Budget travellers should look at the Wombat’s City Hostel near Alexanderplatz. Dorm beds from around €25 per night, private rooms from €65. The hostel is large and well-organised, and Alexanderplatz is as central a base as Berlin offers at this price level.
The Surrounding Island
Museum Island is a UNESCO World Heritage site containing five major museums within walking distance of each other. The Pergamon Museum houses the reconstructed Pergamon Altar and the Ishtar Gate from Babylon, both of which are genuinely astonishing objects. Note that the Pergamon’s main hall has been under renovation since 2023 and full access is not expected until 2027; the Ishtar Gate is still on display, but check current access before planning around the altar. The Neues Museum holds the bust of Nefertiti, which in person is smaller and more precise than almost any photograph suggests.

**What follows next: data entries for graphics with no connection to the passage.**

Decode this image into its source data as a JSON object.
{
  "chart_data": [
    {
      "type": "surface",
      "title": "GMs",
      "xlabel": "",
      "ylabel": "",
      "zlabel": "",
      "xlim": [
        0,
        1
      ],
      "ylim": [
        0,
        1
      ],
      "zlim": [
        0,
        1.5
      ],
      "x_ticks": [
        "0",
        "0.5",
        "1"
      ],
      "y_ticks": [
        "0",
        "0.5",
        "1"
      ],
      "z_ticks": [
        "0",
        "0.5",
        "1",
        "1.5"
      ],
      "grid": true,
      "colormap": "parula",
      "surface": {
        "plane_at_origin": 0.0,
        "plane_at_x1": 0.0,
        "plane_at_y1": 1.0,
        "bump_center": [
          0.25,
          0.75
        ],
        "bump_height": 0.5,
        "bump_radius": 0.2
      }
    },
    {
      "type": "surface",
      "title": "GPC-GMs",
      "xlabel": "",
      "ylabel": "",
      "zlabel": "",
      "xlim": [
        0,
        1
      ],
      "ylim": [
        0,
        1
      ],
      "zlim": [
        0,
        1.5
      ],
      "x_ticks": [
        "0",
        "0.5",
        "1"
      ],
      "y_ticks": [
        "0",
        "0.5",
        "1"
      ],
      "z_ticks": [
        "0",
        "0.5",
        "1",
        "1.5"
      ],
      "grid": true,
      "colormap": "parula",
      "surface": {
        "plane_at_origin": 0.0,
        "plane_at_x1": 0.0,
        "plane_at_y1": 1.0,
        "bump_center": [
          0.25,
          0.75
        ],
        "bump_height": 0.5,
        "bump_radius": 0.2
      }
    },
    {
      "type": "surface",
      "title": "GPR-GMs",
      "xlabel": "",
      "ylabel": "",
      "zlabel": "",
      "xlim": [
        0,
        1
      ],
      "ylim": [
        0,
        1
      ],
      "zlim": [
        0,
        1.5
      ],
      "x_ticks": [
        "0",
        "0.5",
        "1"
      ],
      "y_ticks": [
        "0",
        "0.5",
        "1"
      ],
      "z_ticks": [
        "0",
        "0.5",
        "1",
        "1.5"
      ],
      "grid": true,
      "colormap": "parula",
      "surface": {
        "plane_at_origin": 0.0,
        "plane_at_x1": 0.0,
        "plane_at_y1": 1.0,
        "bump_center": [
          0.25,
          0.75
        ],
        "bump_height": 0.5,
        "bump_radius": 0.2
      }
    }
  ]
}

The Bode Museum at the northern tip of the island, beside a bend in the Spree, contains Byzantine art and medieval sculpture in a building whose exterior is arguably more beautiful than any of the museums on the island.
Crowd Alternative
If the cathedral is genuinely packed and the wait for the dome is long, cross the Spree to the Nikolaiviertel, Berlin’s oldest surviving residential quarter. The area was rebuilt after wartime destruction in a 1980s East German interpretation of medieval Berlin, which sounds unpromising but is actually quieter, more interesting, and far less visited than Museum Island. The Nikolaikirche there is Berlin’s oldest church, dating from around 1230, and admission is modest.
A Final Note on Timing
The crypt closure from mid-2024 to early March 2026 meant a significant portion of the cathedral’s interest was unavailable. As of spring 2026 the full building is open again, making this the best period in years to visit. The combination of post-renovation freshness and the usual rhythms of summer tourism means weekday mornings between June and August offer a genuinely rewarding visit at the crypt level, before the dome crowds arrive.